A bug somewhere, perhaps?
他们不是。它们不存在。您根本不可能拥有 40 亿个任何类型的线程,除非您在 64 位计算机上运行,哦,至少有几拍字节的 RAM< /em>.
每个线程,无论是“物理”操作系统线程还是由某个框架提供的线程,都至少需要某种标识符。如果这是一个 32 位数字,那么仅仅存储这些标识符就会占用近 16GB 的 RAM。 (当然,您还剩下大约 1600 个未使用的标识符)。如果标识符是 64 位宽,则需要 32GB RAM。最重要的是,每个线程都需要一些堆栈空间(常见的默认值为 1MB,这为我们带来了高达 4PB 的内存)。
这是一个错误。线程不存在,并且性能计数器由于某种原因向您报告垃圾值。
例如,它可能是一个负错误代码,当转换为无符号整数时,它会变成这个巨大的数字。
或者可能是其他一些错误情况。
they aren't. They don't exist. You simply can't have 4 billion threads of any kind, unless you're running on a 64-bit machine with, oh, say a couple of petabyte of RAM at the very least.

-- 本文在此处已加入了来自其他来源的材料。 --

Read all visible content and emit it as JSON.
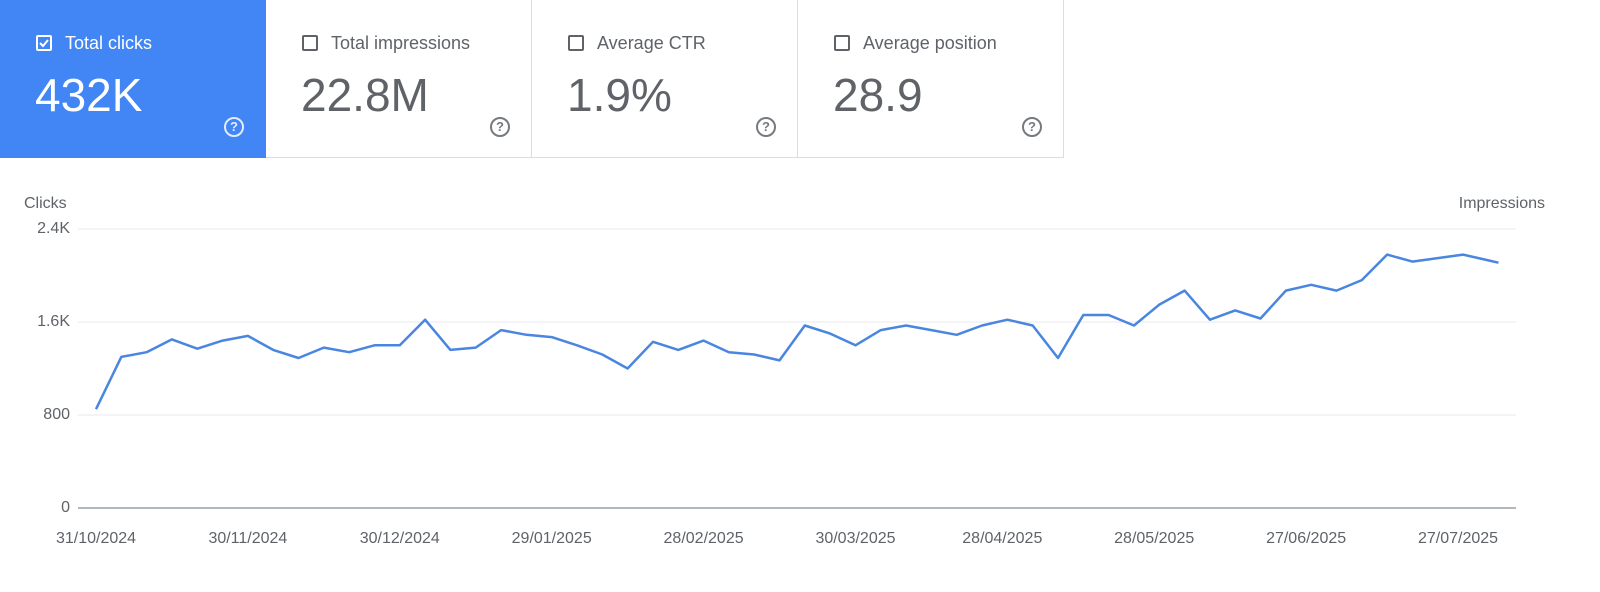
{
  "cards": [
    {
      "label": "Total clicks",
      "value": "432K",
      "selected": true
    },
    {
      "label": "Total impressions",
      "value": "22.8M",
      "selected": false
    },
    {
      "label": "Average CTR",
      "value": "1.9%",
      "selected": false
    },
    {
      "label": "Average position",
      "value": "28.9",
      "selected": false
    }
  ],
  "chart_data": {
    "type": "line",
    "y_label": "Clicks",
    "y2_label": "Impressions",
    "color": "#4a86e0",
    "grid": true,
    "ylim": [
      0,
      2400
    ],
    "yticks": [
      0,
      800,
      {
        "value": 1600,
        "label": "1.6K"
      },
      {
        "value": 2400,
        "label": "2.4K"
      }
    ],
    "xticks": [
      "31/10/2024",
      "30/11/2024",
      "30/12/2024",
      "29/01/2025",
      "28/02/2025",
      "30/03/2025",
      "28/04/2025",
      "28/05/2025",
      "27/06/2025",
      "27/07/2025"
    ],
    "x": [
      "31/10/2024",
      "05/11/2024",
      "10/11/2024",
      "15/11/2024",
      "20/11/2024",
      "25/11/2024",
      "30/11/2024",
      "05/12/2024",
      "10/12/2024",
      "15/12/2024",
      "20/12/2024",
      "25/12/2024",
      "30/12/2024",
      "04/01/2025",
      "09/01/2025",
      "14/01/2025",
      "19/01/2025",
      "24/01/2025",
      "29/01/2025",
      "03/02/2025",
      "08/02/2025",
      "13/02/2025",
      "18/02/2025",
      "23/02/2025",
      "28/02/2025",
      "05/03/2025",
      "10/03/2025",
      "15/03/2025",
      "20/03/2025",
      "25/03/2025",
      "30/03/2025",
      "04/04/2025",
      "09/04/2025",
      "14/04/2025",
      "19/04/2025",
      "24/04/2025",
      "29/04/2025",
      "04/05/2025",
      "09/05/2025",
      "14/05/2025",
      "19/05/2025",
      "24/05/2025",
      "29/05/2025",
      "03/06/2025",
      "08/06/2025",
      "13/06/2025",
      "18/06/2025",
      "23/06/2025",
      "28/06/2025",
      "03/07/2025",
      "08/07/2025",
      "13/07/2025",
      "18/07/2025",
      "23/07/2025",
      "28/07/2025",
      "02/08/2025",
      "04/08/2025"
    ],
    "values": [
      850,
      1300,
      1340,
      1450,
      1370,
      1440,
      1480,
      1360,
      1290,
      1380,
      1340,
      1400,
      1400,
      1620,
      1360,
      1380,
      1530,
      1490,
      1470,
      1400,
      1320,
      1200,
      1430,
      1360,
      1440,
      1340,
      1320,
      1270,
      1570,
      1500,
      1400,
      1530,
      1570,
      1530,
      1490,
      1570,
      1620,
      1570,
      1290,
      1660,
      1660,
      1570,
      1750,
      1870,
      1620,
      1700,
      1630,
      1870,
      1920,
      1870,
      1960,
      2180,
      2120,
      2150,
      2180,
      2130,
      2110
    ]
  }
}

Every thread, whether it is a "physical" OS thread or is provided by some framework, need at the very least, some kind of identifier. If that's a 32-bit number then just storing these identifiers will take up nearly 16GB of RAM. (And, of course, you'll have around 1600 unused identifiers left). If the identifiers are 64 bits wide, you need 32GB RAM. On top of that, every thread needs some stack space (a common default is 1MB, which brings us up to 4 petabytes of memory).
It is a bug. The threads don't exist, and the performance counters are reporting a garbage value to you for some reason or other.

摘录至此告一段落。